Argentina Puccini: Madama Butterfly, Soloists, Chorus and Orchestra of Juventus Lyrica / Antonio Maria Russo (conductor), Teatro Avenida, Buenos Aires. 11.11.2016. (JSJ)
Madama Butterfly – Cintia Velázquez
Pinkerton – Marcelo Gómez
Suzuki – Rocío Arbizu
Sharpless – Ernesto Bauer
Goro – Norberto Lara
Yamadori – Josué Miranda
Bonzo – Mario de Salvo
Kate – María Goso
Director/sets – Ana D’Anna
Costumes – María Jaunarena
Lighting – Gonzalo Córdova
Chorus – Antonio Maria Russo
Juventus Lyrica has brought another successful season to a close with a new production of Madama Butterfly from the company’s founder Ana D’Anna.
As befits the popularity of this work – one of the most popular for today’s audiences – the theatre was full and attentive. Equally that places demands on both directors and cast to ensure that the expectations are lived up to and that no matter how many times one has seen it, it draws the same emotions – and here that was very much the case.
The curtain opens to a scenery that is at once familiar yet different from others. The house, set down from its surroundings, is a simple, split structure, with sliding panels – although we never see into its interior, which remains hidden from view. It is from that height above that the harbour is visible and Butterfly waits her vigil for Pinkerton to return. This space was well used, at no time feeling crowded.
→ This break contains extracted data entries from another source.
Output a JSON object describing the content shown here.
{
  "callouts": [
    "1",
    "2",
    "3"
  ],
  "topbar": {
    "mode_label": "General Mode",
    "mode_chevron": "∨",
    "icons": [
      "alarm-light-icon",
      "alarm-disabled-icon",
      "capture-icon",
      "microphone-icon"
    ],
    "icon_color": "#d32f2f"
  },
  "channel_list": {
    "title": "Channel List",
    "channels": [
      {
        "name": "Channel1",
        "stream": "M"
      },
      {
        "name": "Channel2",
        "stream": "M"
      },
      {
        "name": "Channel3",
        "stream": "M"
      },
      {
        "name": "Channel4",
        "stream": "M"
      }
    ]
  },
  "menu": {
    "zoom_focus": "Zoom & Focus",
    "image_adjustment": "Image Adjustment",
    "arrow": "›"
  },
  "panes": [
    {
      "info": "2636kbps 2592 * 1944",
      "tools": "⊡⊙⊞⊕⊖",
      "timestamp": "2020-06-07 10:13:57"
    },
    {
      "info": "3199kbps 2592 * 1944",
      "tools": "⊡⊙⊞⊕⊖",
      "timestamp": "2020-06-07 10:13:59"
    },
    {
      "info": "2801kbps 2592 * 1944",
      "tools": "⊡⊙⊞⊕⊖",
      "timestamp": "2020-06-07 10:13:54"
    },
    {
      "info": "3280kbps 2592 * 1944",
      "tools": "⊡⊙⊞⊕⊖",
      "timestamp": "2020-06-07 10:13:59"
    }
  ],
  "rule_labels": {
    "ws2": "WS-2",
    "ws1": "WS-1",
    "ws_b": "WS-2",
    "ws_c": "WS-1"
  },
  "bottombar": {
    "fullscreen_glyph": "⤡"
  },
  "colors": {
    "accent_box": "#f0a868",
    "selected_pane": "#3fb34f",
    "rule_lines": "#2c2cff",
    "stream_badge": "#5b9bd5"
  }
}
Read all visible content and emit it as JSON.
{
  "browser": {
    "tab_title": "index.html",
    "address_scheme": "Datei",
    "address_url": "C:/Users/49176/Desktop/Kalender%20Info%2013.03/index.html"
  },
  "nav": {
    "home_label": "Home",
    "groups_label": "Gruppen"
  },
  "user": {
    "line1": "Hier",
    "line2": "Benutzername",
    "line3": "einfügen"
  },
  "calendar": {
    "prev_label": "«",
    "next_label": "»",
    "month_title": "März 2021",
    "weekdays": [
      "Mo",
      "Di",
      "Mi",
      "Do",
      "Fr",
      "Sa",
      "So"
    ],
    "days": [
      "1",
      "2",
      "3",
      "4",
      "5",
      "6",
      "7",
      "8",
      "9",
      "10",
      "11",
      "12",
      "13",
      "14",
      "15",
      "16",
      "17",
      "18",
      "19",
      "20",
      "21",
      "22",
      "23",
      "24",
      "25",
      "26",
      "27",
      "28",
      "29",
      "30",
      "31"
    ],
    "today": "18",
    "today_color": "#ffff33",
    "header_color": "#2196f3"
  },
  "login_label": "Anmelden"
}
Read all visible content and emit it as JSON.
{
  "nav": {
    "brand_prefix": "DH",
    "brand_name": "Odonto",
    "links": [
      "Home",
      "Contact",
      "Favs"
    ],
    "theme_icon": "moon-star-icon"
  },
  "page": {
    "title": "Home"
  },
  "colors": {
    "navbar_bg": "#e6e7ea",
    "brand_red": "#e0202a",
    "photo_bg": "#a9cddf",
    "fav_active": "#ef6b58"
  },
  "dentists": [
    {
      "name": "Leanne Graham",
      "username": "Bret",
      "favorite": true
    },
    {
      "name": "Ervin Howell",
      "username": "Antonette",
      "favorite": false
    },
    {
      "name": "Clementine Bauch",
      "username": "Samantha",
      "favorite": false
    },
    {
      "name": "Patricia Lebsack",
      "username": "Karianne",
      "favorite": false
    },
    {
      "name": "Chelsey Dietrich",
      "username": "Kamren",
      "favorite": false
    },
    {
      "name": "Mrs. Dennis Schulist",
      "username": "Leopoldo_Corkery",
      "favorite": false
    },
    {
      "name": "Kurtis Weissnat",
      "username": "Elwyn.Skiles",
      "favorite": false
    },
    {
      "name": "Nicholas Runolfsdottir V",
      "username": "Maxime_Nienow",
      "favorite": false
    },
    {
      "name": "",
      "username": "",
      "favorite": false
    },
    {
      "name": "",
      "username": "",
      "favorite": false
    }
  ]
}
The dress from María Jaunarena also was appropriate as was the careful lighting from Gonzalo Córdova.
From the vocal perspective the role of Butterfly is very demanding as she is on stage for virtually the whole duration. Cintia Velázquez was very much up to the demands with a powerful presence. A bit uneven at first she came into her own in the second act and especially in the more tender moments. Her ‘Un bel di vedremo’ was memorable. She was also a surprisingly forward Butterfly, anxious to kiss her new husband after the wedding.
Marcelo Gómez was equally up to the demands of Pinkerton and well portrayed the proud American sailor for whom the whole affair, despite the obvious depth of feeling, was no more than an interlude. Given Sharpless’s concern about the wedding between Pinkerton and Butterfly, Ernesto Bauer’s portrayal showed little reserve about it, except for the vocal warning – but vocally he is now finding his place and maturing well into the role.
Rocío Arbizu gave a strong and sensitive portrayal of Suzuki but Norberto Lara’s Goro was exaggerated in manner. The other roles were correctly filled.
Antonio Maria Russo conducted with his usual precision and style and under his hand the chorus were well prepared for their interventions, especially the ‘bocca chiusa’ which closes the second act.
With this season closed, preparations are well advanced for the next and will be reported separately.